Through the last fifteen years of being involved in the Indian community and interacting with many non-Indian, Western,and white women who struggle with relationships and commitments with their Indian boyfriends, I share the top three mistakes that most of these women make while trying to overcome the challenges of acceptance from their Indian boyfriend or to-be's family.
To many Westerners, the statement “I love you” often stands for a long-term commitment.
That is one reason why many American programs broach the hard choices people make and situations that arise when one partner says “I love you” and the other isn’t ready to say it yet.
This being said, when most American [women] hear the words “I love you,” they take this very seriously.
Due to mistake number one, she believes the man will do anything and everything in his power to create a long term commitment which will sooner than later evolve into marriage.
The problem is that in many Indian families, many may still believe love comes after marriage.

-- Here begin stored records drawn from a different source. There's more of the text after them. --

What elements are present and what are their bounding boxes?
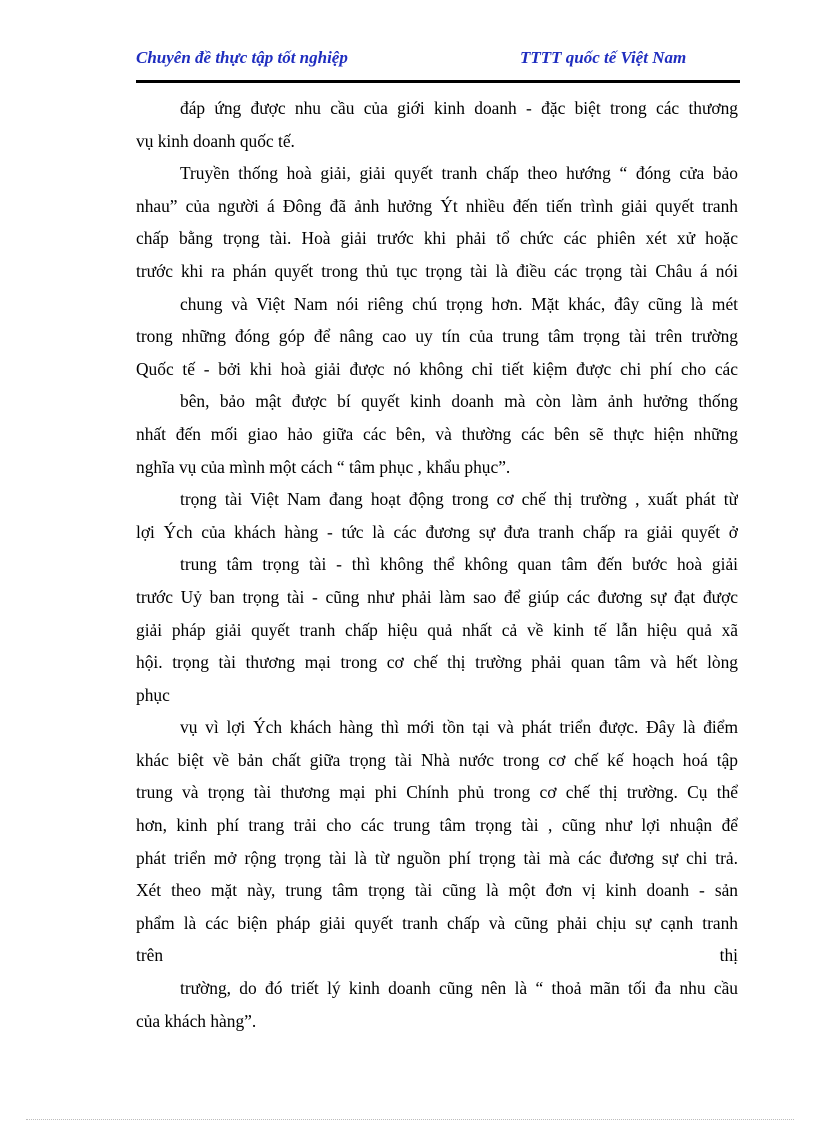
text-line: bên, bảo mật được bí quyết kinh doanh mà còn làm ảnh hưởng thống [180,391,738,412]
text-line: Xét theo mặt này, trung tâm trọng tài cũng là một đơn vị kinh doanh - sản [136,880,738,901]
body-text [136,92,738,1037]
text-line: vụ kinh doanh quốc tế. [136,130,295,151]
text-line: hội. trọng tài thương mại trong cơ chế thị trường phải quan tâm và hết lòng [136,652,738,673]
text-line: trường, do đó triết lý kinh doanh cũng nên là “ thoả mãn tối đa nhu cầu [180,978,738,999]
text-line: trọng tài Việt Nam đang hoạt động trong cơ chế thị trường , xuất phát từ [180,489,738,510]
header-title-left: Chuyên đề thực tập tốt nghiệp [136,48,348,67]
page-header [136,48,740,72]
text-line: trước khi ra phán quyết trong thủ tục trọng tài là điều các trọng tài Châu á nói [136,260,738,281]
text-line: trung tâm trọng tài - thì không thể không quan tâm đến bước hoà giải [180,554,738,575]
text-line: nghĩa vụ của mình một cách “ tâm phục , khẩu phục”. [136,456,511,477]
text-line: phẩm là các biện pháp giải quyết tranh chấp và cũng phải chịu sự cạnh tranh [136,912,738,933]
text-line: hơn, kinh phí trang trải cho các trung tâm trọng tài , cũng như lợi nhuận để [136,815,738,836]
text-line: chung và Việt Nam nói riêng chú trọng hơn. Mặt khác, đây cũng là mét [180,293,738,314]
header-rule [136,80,740,83]
text-line: Truyền thống hoà giải, giải quyết tranh chấp theo hướng “ đóng cửa bảo [180,163,738,184]
text-line: phục [136,684,170,705]
text-line: chấp bằng trọng tài. Hoà giải trước khi phải tổ chức các phiên xét xử hoặc [136,228,738,249]
text-line: phát triển mở rộng trọng tài là từ nguồn phí trọng tài mà các đương sự chi trả. [136,847,738,868]
text-line: lợi Ých của khách hàng - tức là các đương sự đưa tranh chấp ra giải quyết ở [136,521,738,542]
text-line: giải pháp giải quyết tranh chấp hiệu quả nhất cả về kinh tế lẫn hiệu quả xã [136,619,738,640]
text-line: vụ vì lợi Ých khách hàng thì mới tồn tại và phát triển được. Đây là điểm [180,717,738,738]
footer-dotted-rule [26,1119,794,1120]
text-line: trong những đóng góp để nâng cao uy tín của trung tâm trọng tài trên trường [136,326,738,347]
text-line: đáp ứng được nhu cầu của giới kinh doanh - đặc biệt trong các thương [180,98,738,118]
text-line: nhau” của người á Đông đã ảnh hưởng Ýt nhiều đến tiến trình giải quyết tranh [136,195,738,216]
text-line: trên thị [136,945,738,966]
text-line: Quốc tế - bởi khi hoà giải được nó không chỉ tiết kiệm được chi phí cho các [136,358,738,379]
text-line: trước Uỷ ban trọng tài - cũng như phải làm sao để giúp các đương sự đạt được [136,586,738,607]
text-line: trung và trọng tài thương mại phi Chính phủ trong cơ chế thị trường. Cụ thể [136,782,738,803]
text-line: của khách hàng”. [136,1010,257,1031]
header-title-right: TTTT quốc tế Việt Nam [520,48,687,67]
text-line: khác biệt về bản chất giữa trọng tài Nhà nước trong cơ chế kế hoạch hoá tập [136,749,738,770]
text-line: nhất đến mối giao hảo giữa các bên, và thường các bên sẽ thực hiện những [136,423,738,444]
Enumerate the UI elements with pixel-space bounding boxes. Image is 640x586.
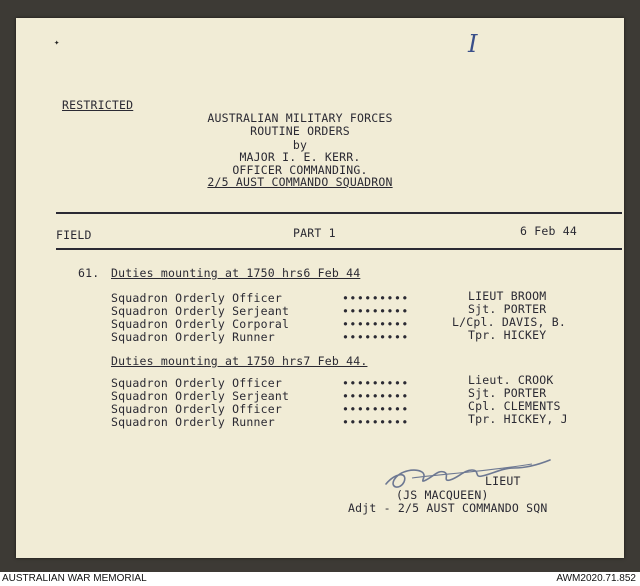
page-mark: I (468, 30, 478, 58)
section1-dots-1: ••••••••• (342, 291, 409, 305)
header-line-2: ROUTINE ORDERS (250, 124, 350, 138)
section1-duty-1: Squadron Orderly Officer (111, 291, 282, 305)
section2-dots-4: ••••••••• (342, 415, 409, 429)
top-rule (56, 212, 622, 214)
section1-duty-3: Squadron Orderly Corporal (111, 317, 290, 331)
signatory-rank: LIEUT (485, 474, 521, 488)
field-label: FIELD (56, 228, 92, 242)
section2-heading: Duties mounting at 1750 hrs7 Feb 44. (111, 354, 368, 368)
bottom-rule (56, 248, 622, 250)
section2-duty-4: Squadron Orderly Runner (111, 415, 275, 429)
handwritten-signature (382, 458, 552, 492)
archive-footer (0, 572, 640, 586)
archive-reference: AWM2020.71.852 (556, 573, 636, 584)
signatory-name: (JS MACQUEEN) (396, 488, 489, 502)
part-label: PART 1 (293, 226, 336, 240)
section2-dots-3: ••••••••• (342, 402, 409, 416)
header-line-6: 2/5 AUST COMMANDO SQUADRON (207, 175, 393, 189)
ink-speck: ✦ (54, 38, 60, 48)
section2-dots-2: ••••••••• (342, 389, 409, 403)
document-page (16, 18, 624, 558)
header-line-1: AUSTRALIAN MILITARY FORCES (207, 111, 393, 125)
section2-duty-3: Squadron Orderly Officer (111, 402, 282, 416)
section1-duty-2: Squadron Orderly Serjeant (111, 304, 290, 318)
section1-name-1: LIEUT BROOM (468, 289, 547, 303)
section1-name-4: Tpr. HICKEY (468, 328, 547, 342)
signatory-appointment: Adjt - 2/5 AUST COMMANDO SQN (348, 501, 548, 515)
archive-name: AUSTRALIAN WAR MEMORIAL (2, 573, 147, 584)
section2-name-2: Sjt. PORTER (468, 386, 547, 400)
section2-name-3: Cpl. CLEMENTS (468, 399, 561, 413)
section1-dots-4: ••••••••• (342, 330, 409, 344)
item-number: 61. (78, 266, 100, 280)
order-date: 6 Feb 44 (520, 224, 577, 238)
section1-duty-4: Squadron Orderly Runner (111, 330, 275, 344)
section2-dots-1: ••••••••• (342, 376, 409, 390)
header-line-5: OFFICER COMMANDING. (232, 163, 368, 177)
section1-name-3: L/Cpl. DAVIS, B. (452, 315, 566, 329)
section1-dots-3: ••••••••• (342, 317, 409, 331)
section1-heading: Duties mounting at 1750 hrs6 Feb 44 (111, 266, 361, 280)
section2-duty-1: Squadron Orderly Officer (111, 376, 282, 390)
section1-dots-2: ••••••••• (342, 304, 409, 318)
section1-name-2: Sjt. PORTER (468, 302, 547, 316)
header-line-4: MAJOR I. E. KERR. (239, 150, 361, 164)
section2-name-4: Tpr. HICKEY, J (468, 412, 568, 426)
section2-duty-2: Squadron Orderly Serjeant (111, 389, 290, 403)
section2-name-1: Lieut. CROOK (468, 373, 554, 387)
classification-label: RESTRICTED (62, 98, 134, 112)
header-line-3: by (292, 138, 308, 152)
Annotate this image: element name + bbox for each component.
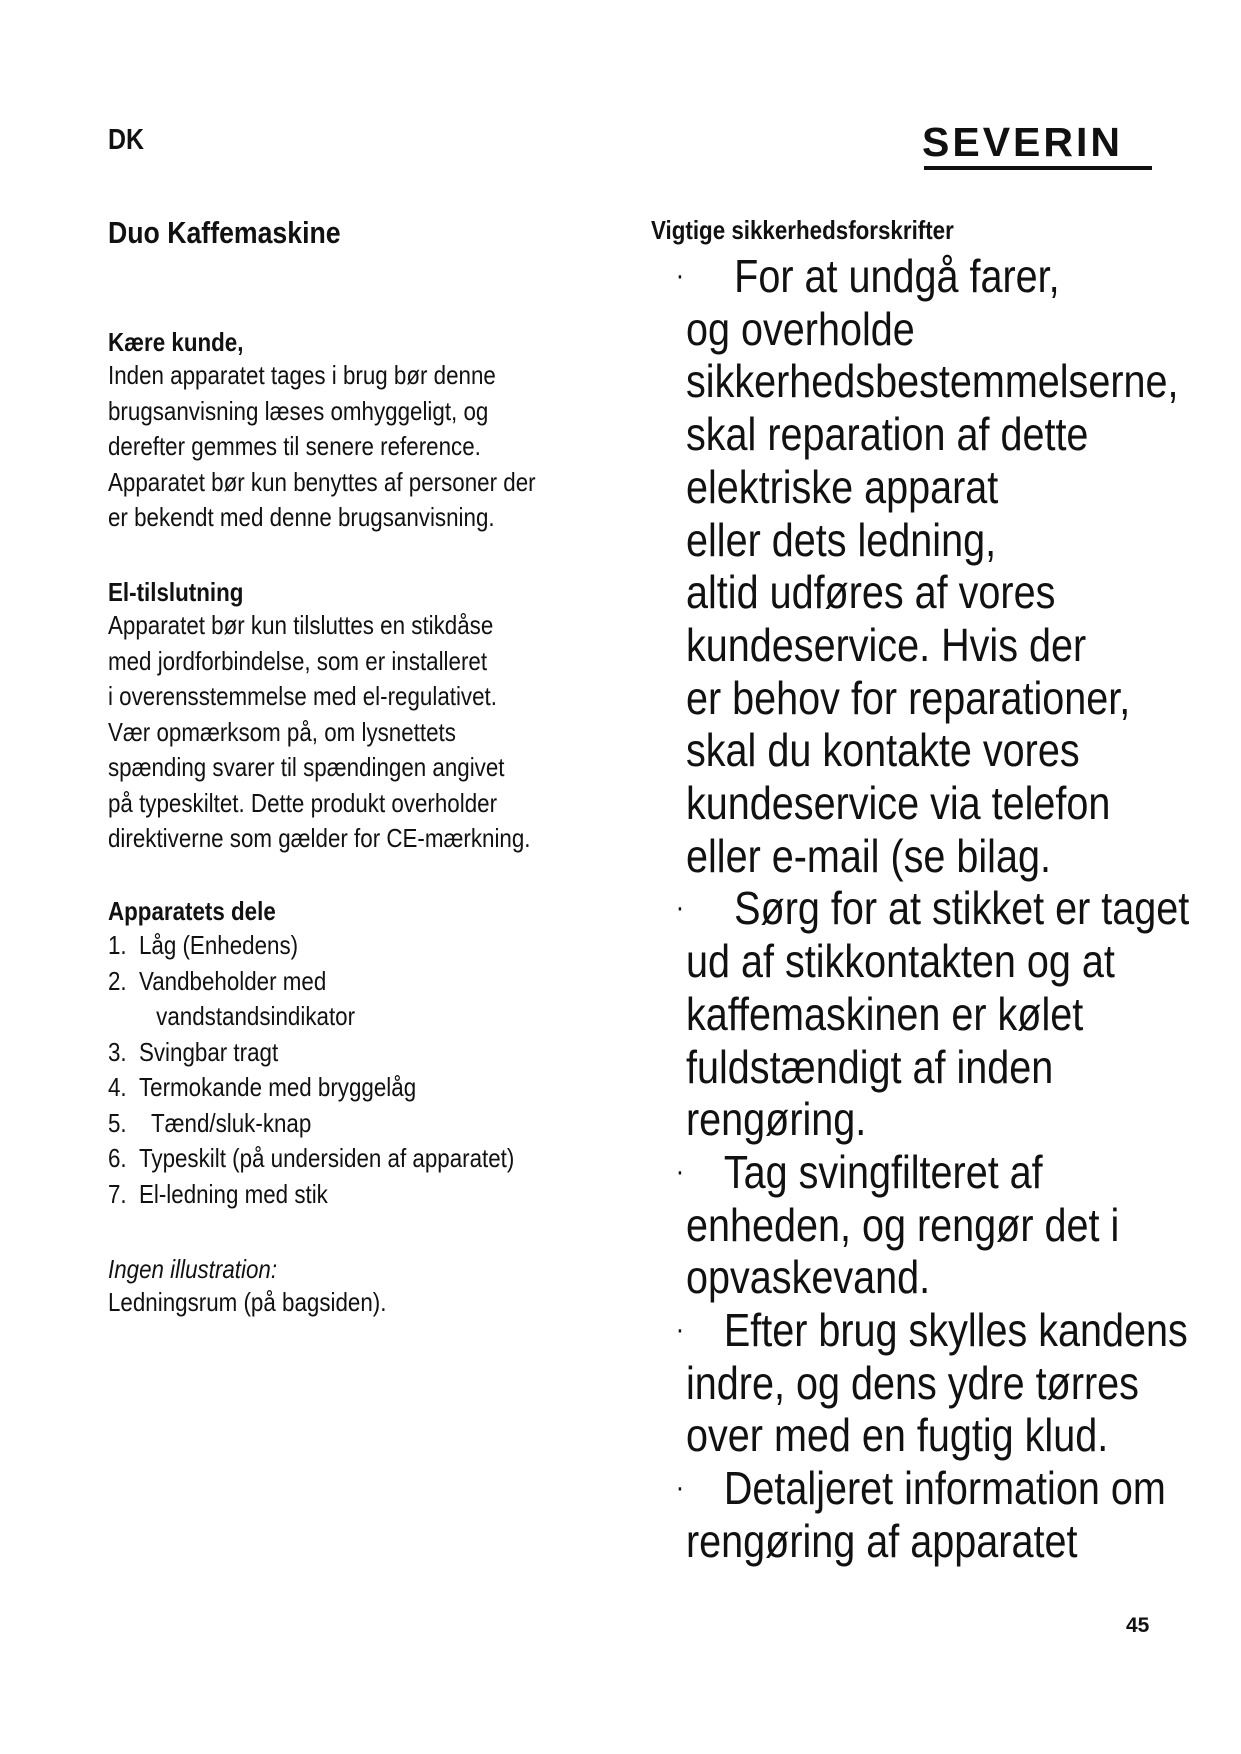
bullet-line: kaffemaskinen er kølet: [686, 987, 1084, 1040]
bullet-line: rengøring af apparatet: [686, 1514, 1078, 1567]
list-item: [675, 882, 1190, 935]
bullet-first-line: Detaljeret information om: [723, 1462, 1166, 1515]
electrical-heading: El-tilslutning: [108, 577, 244, 607]
safety-list: [675, 250, 1190, 1568]
intro-line: brugsanvisning læses omhyggeligt, og: [108, 395, 489, 426]
list-item: [675, 250, 1189, 303]
item-text: Typeskilt (på undersiden af apparatet): [138, 1143, 515, 1173]
list-item-continuation: vandstandsindikator: [156, 1001, 356, 1031]
no-illustration-label: Ingen illustration:: [108, 1254, 278, 1284]
electrical-line: direktiverne som gælder for CE-mærkning.: [108, 823, 531, 853]
bullet-line: altid udføres af vores: [686, 566, 1056, 619]
item-text: El-ledning med stik: [138, 1178, 328, 1209]
item-number: 7.: [108, 1178, 127, 1209]
list-item: [108, 1106, 514, 1142]
bullet-line: rengøring.: [686, 1093, 867, 1146]
no-illustration-text: Ledningsrum (på bagsiden).: [108, 1287, 387, 1317]
intro-line: Inden apparatet tages i brug bør denne: [108, 360, 496, 390]
list-item: [675, 1304, 1189, 1357]
bullet-line: er behov for reparationer,: [686, 671, 1131, 724]
bullet-line: eller dets ledning,: [686, 513, 997, 566]
bullet-first-line: Efter brug skylles kandens: [723, 1304, 1188, 1357]
electrical-line: på typeskiltet. Dette produkt overholder: [108, 787, 498, 818]
bullet-dot: ·: [675, 891, 685, 925]
bullet-line: eller e-mail (se bilag.: [686, 829, 1051, 882]
intro-paragraph: [108, 358, 536, 536]
bullet-dot: ·: [675, 1154, 685, 1188]
item-number: 1.: [108, 930, 127, 960]
bullet-first-line: Tag svingfilteret af: [723, 1145, 1043, 1198]
brand-wordmark: SEVERIN: [922, 119, 1123, 165]
item-number: 3.: [108, 1036, 127, 1067]
bullet-line: fuldstændigt af inden: [686, 1040, 1054, 1093]
item-number: 5.: [108, 1107, 127, 1138]
list-item: [108, 1177, 514, 1213]
list-item: [675, 1462, 1189, 1515]
item-number: 2.: [108, 965, 127, 996]
list-item: [108, 928, 514, 964]
bullet-line: opvaskevand.: [686, 1251, 931, 1304]
item-text: Tænd/sluk-knap: [138, 1107, 312, 1138]
bullet-line: indre, og dens ydre tørres: [686, 1356, 1139, 1409]
bullet-line: ud af stikkontakten og at: [686, 935, 1115, 988]
bullet-dot: ·: [675, 259, 685, 292]
bullet-line: elektriske apparat: [686, 460, 999, 513]
item-number: 6.: [108, 1143, 127, 1173]
intro-line: er bekendt med denne brugsanvisning.: [108, 502, 495, 532]
bullet-line: over med en fugtig klud.: [686, 1409, 1109, 1462]
list-item: [108, 964, 514, 1000]
bullet-line: enheden, og rengør det i: [686, 1198, 1120, 1251]
bullet-line: skal reparation af dette: [686, 408, 1089, 461]
bullet-first-line: For at undgå farer,: [734, 250, 1060, 302]
bullet-line: kundeservice via telefon: [686, 777, 1111, 830]
bullet-line: sikkerhedsbestemmelserne,: [686, 355, 1179, 408]
page-number: 45: [1126, 1614, 1150, 1637]
item-text: Svingbar tragt: [138, 1036, 279, 1067]
bullet-first-line: Sørg for at stikket er taget: [734, 882, 1190, 935]
parts-list: [108, 928, 514, 1212]
list-item: [108, 1141, 514, 1177]
parts-heading: Apparatets dele: [108, 896, 276, 926]
bullet-line: og overholde: [686, 302, 915, 355]
language-code: DK: [108, 124, 145, 156]
product-title: Duo Kaffemaskine: [108, 215, 341, 250]
bullet-line: skal du kontakte vores: [686, 724, 1080, 777]
intro-line: Apparatet bør kun benyttes af personer der: [108, 466, 536, 497]
intro-line: derefter gemmes til senere reference.: [108, 431, 481, 461]
item-text: Termokande med bryggelåg: [138, 1072, 417, 1102]
electrical-line: Apparatet bør kun tilsluttes en stikdåse: [108, 610, 494, 640]
electrical-line: spænding svarer til spændingen angivet: [108, 752, 505, 782]
electrical-line: i overensstemmelse med el-regulativet.: [108, 681, 497, 711]
greeting-heading: Kære kunde,: [108, 327, 244, 357]
safety-heading: Vigtige sikkerhedsforskrifter: [651, 215, 954, 245]
electrical-line: med jordforbindelse, som er installeret: [108, 645, 488, 676]
list-item: [675, 1145, 1189, 1199]
severin-logo: [922, 119, 1154, 172]
electrical-paragraph: [108, 608, 531, 857]
list-item: [108, 1035, 514, 1071]
logo-underline: [924, 166, 1152, 170]
item-number: 4.: [108, 1072, 127, 1102]
item-text: Låg (Enhedens): [138, 930, 299, 960]
bullet-dot: ·: [675, 1313, 685, 1347]
list-item: [108, 1070, 514, 1106]
item-text: Vandbeholder med: [138, 965, 327, 996]
bullet-line: kundeservice. Hvis der: [686, 618, 1087, 671]
electrical-line: Vær opmærksom på, om lysnettets: [108, 716, 456, 747]
bullet-dot: ·: [675, 1471, 685, 1505]
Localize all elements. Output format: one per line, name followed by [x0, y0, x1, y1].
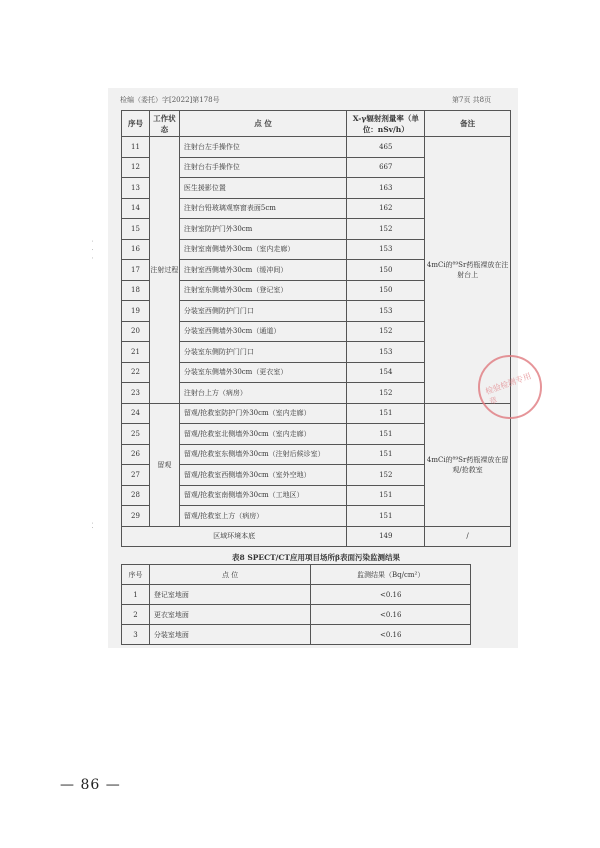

This is of course due to the arranged marriage which is prevalent among many segments of Indian society regardless of geography.
Thinking of this from the point of view of the Indian’s relationship with you, keep in mind he may hold back physical and emotional forms of affection as well as verbal confirmations of love. In fact, many Indian guys who really do love you will withhold this out of respect for you and wanting to reserve these special occasions for after tying the knot.
The problem here is that, in many Indian’s minds, they may not commit to any of these forms of affection until their parents have given the go-ahead.
His relationship with you in this case, is not separate from his relationship with his family in that way.
When his family accepts you; you are now family, so in his mind he is more willing to be open and available to you.
Due to the upsurge of the Internet, the incidence of cross-cultural love affairs takes place without the two people ever interacting face to face (in person as compared to Skype, which is not the same).